Editorial: Complements to the commission
One can only assume city council president and ceremonial mayor Jim Briden has watched the first few meetings of the East Providence Charter Review Commission with a sense of satisfaction. After all, the formation of the commission has been one of the pillars upon which Mr. Briden constructed his agenda for office. So to witness the body perform in a prudent, pragmatic fashion must provide him some pleasure.
Though its seating was at the urging of the council president, much of the credit for the commission’s initial efficacy and expeditiousness should, no doubt, be bestowed upon chairman Jim Russo. Like Mr. Briden an attorney with ample experience in government, Mr. Russo has steered the direction of the commission with aplomb, highlighting the immediate needs to rectify the charter with the elected mayoral change in governance approved by voters last fall while including all members in the discussion in a collaborative, meaningful way.
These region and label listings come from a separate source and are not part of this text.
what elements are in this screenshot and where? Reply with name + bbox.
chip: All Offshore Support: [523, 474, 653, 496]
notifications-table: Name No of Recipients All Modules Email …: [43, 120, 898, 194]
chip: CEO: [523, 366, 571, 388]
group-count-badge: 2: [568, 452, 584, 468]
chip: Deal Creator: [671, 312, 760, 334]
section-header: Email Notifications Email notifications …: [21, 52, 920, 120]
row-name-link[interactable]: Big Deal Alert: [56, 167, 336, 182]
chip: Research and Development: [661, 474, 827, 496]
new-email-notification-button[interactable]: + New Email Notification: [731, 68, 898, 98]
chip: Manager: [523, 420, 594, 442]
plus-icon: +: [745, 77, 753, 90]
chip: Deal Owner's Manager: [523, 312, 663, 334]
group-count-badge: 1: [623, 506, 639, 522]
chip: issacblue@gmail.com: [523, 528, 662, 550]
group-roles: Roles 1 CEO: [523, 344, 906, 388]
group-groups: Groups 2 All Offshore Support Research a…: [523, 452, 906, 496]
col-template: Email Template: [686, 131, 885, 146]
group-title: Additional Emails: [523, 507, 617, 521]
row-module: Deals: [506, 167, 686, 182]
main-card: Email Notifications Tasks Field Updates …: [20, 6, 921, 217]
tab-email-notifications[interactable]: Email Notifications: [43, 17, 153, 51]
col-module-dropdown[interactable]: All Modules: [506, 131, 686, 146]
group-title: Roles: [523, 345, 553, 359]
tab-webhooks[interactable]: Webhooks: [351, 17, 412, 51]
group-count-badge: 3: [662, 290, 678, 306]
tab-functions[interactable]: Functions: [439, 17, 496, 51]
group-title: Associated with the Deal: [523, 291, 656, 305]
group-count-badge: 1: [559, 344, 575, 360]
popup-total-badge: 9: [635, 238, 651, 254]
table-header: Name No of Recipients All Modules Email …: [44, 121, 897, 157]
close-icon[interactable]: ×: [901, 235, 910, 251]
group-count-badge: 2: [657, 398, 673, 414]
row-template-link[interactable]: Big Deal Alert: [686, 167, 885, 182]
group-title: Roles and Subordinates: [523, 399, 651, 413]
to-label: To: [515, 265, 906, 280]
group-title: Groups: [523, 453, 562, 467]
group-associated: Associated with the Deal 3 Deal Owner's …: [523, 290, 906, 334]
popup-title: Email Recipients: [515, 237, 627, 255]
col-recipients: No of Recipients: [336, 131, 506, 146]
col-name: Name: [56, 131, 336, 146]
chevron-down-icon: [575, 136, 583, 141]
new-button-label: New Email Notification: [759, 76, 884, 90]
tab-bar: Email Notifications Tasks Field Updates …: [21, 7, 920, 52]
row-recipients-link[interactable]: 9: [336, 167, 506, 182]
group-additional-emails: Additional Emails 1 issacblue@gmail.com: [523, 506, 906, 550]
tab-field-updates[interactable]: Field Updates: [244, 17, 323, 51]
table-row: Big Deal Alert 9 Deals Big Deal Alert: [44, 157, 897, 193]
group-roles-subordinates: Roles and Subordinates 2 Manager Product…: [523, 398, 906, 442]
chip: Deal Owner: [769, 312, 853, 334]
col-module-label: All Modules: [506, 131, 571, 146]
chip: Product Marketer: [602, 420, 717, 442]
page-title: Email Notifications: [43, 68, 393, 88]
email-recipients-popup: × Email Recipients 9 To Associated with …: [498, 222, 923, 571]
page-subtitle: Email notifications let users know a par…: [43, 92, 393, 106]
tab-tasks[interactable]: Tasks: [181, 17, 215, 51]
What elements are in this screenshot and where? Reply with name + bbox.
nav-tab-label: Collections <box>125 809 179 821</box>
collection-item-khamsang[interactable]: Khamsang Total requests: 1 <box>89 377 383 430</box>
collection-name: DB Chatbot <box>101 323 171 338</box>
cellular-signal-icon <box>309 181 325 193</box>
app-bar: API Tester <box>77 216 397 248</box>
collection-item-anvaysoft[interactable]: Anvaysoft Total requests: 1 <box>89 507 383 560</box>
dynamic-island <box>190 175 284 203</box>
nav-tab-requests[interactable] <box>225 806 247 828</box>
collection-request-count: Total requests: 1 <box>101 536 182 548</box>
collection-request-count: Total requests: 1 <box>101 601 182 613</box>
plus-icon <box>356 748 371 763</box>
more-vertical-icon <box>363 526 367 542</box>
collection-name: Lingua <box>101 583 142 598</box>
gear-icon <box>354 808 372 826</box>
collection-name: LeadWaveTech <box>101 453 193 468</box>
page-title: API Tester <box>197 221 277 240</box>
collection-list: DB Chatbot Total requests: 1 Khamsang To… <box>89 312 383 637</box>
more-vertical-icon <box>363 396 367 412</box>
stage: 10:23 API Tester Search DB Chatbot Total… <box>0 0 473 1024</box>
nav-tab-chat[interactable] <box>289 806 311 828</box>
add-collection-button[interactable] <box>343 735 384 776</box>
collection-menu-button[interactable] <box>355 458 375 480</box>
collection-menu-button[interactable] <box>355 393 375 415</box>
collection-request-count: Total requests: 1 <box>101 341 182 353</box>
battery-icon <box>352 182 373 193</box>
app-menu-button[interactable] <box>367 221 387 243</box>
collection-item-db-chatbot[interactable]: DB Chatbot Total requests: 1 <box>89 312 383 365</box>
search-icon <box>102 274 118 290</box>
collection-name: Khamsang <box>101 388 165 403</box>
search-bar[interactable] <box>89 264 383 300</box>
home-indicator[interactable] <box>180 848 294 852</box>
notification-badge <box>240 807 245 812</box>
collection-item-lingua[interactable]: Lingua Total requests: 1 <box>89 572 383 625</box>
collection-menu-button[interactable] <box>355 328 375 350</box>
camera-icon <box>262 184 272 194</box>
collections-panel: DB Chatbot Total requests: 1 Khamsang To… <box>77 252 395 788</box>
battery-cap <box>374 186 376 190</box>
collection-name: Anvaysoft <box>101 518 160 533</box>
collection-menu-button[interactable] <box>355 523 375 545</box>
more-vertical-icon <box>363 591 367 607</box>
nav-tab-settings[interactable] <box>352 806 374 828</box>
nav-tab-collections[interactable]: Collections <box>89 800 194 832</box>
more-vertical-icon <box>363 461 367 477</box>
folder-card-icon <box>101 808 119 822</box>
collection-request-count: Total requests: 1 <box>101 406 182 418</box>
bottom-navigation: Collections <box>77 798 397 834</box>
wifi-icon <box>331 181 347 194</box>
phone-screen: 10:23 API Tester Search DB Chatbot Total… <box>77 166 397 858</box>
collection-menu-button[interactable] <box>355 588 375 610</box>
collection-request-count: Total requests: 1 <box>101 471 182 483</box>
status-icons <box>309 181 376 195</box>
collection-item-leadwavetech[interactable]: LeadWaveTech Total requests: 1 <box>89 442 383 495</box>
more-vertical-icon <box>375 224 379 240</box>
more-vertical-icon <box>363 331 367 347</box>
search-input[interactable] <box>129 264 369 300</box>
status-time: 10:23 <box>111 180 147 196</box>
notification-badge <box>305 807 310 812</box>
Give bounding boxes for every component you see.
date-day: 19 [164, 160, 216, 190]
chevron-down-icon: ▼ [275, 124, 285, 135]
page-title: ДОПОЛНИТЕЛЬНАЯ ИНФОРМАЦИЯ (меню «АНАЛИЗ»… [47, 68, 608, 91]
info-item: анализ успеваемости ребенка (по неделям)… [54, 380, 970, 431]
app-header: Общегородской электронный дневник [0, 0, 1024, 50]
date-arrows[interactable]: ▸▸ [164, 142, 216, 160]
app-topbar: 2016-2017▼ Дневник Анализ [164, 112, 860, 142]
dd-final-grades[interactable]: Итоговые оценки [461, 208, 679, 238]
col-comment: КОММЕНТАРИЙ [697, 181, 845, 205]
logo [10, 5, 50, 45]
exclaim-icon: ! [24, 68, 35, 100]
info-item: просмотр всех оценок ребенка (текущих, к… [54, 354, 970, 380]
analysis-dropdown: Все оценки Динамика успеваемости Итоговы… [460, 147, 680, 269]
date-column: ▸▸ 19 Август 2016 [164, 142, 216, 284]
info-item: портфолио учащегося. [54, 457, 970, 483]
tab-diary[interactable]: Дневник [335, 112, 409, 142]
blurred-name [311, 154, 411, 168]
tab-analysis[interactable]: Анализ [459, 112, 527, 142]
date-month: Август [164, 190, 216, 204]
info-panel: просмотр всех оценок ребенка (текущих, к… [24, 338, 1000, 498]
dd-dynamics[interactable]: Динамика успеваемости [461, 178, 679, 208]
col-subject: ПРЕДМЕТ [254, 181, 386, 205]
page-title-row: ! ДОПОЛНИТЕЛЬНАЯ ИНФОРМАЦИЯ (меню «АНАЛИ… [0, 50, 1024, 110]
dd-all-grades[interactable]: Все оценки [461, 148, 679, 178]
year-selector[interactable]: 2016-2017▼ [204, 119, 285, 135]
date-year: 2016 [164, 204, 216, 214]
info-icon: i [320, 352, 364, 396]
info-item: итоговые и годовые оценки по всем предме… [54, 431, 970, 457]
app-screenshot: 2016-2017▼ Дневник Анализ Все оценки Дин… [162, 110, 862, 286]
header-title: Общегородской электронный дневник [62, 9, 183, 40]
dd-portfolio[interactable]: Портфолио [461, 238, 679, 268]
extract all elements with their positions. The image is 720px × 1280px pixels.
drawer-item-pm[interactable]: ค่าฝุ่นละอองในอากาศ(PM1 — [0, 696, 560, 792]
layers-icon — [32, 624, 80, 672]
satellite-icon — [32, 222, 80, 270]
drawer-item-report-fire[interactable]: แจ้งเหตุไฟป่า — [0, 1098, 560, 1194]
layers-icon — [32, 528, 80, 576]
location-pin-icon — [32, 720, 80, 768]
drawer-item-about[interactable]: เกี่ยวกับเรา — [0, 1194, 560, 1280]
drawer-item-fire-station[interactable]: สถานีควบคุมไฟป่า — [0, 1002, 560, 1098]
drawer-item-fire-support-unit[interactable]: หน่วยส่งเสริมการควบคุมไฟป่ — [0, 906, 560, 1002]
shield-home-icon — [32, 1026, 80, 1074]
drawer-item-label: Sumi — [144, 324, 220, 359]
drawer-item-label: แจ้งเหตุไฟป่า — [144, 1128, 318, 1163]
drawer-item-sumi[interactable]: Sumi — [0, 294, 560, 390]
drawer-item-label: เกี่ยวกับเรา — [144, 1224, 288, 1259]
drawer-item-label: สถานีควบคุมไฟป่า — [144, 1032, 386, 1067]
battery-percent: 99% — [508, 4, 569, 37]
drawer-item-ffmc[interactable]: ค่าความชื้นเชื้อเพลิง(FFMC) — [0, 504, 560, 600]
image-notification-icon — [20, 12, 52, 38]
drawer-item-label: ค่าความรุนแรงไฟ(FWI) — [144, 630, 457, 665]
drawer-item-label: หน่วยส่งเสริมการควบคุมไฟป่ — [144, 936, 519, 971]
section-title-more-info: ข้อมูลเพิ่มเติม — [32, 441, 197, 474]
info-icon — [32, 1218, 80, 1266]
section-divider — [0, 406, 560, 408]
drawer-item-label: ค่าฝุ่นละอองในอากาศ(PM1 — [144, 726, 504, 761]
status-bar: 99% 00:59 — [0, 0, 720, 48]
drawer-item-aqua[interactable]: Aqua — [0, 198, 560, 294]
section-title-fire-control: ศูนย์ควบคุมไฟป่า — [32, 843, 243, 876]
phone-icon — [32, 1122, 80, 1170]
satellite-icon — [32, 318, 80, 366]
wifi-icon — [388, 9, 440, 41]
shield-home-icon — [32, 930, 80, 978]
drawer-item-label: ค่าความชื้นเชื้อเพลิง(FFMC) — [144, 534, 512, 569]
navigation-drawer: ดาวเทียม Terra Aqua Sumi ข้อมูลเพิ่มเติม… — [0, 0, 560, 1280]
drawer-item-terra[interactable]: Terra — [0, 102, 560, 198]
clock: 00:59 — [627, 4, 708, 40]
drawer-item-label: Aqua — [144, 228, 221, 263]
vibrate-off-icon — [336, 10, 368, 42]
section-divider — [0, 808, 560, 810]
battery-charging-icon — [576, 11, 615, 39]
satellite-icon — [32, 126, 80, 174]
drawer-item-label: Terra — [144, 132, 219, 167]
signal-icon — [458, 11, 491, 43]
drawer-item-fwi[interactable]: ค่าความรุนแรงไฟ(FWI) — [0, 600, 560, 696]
As adroitly as the commission has tackled such matters of import during its fledgling sessions over the last month, it’s difficult now to gather why some members of both the city council and the public at large were opposed to its creation. Their reasoning solid and based off the results, or lack thereof, of similar previous incarnations, their worries about the actions of the current grouping have yet to be of concern. And it’s likely better for all involved that a body composed of residents independent of elected offices begin the task of inspection, knowing full well the council as the prevailing entity will have final say of the end product.
The charter review commission still has plenty of critical issues to consider before its run is soon ended. To date, the body should be lauded for its dedication to the cause and its deciphering of the subject matter at hand. We fully expect their professionalism and proficiency to continue for its duration.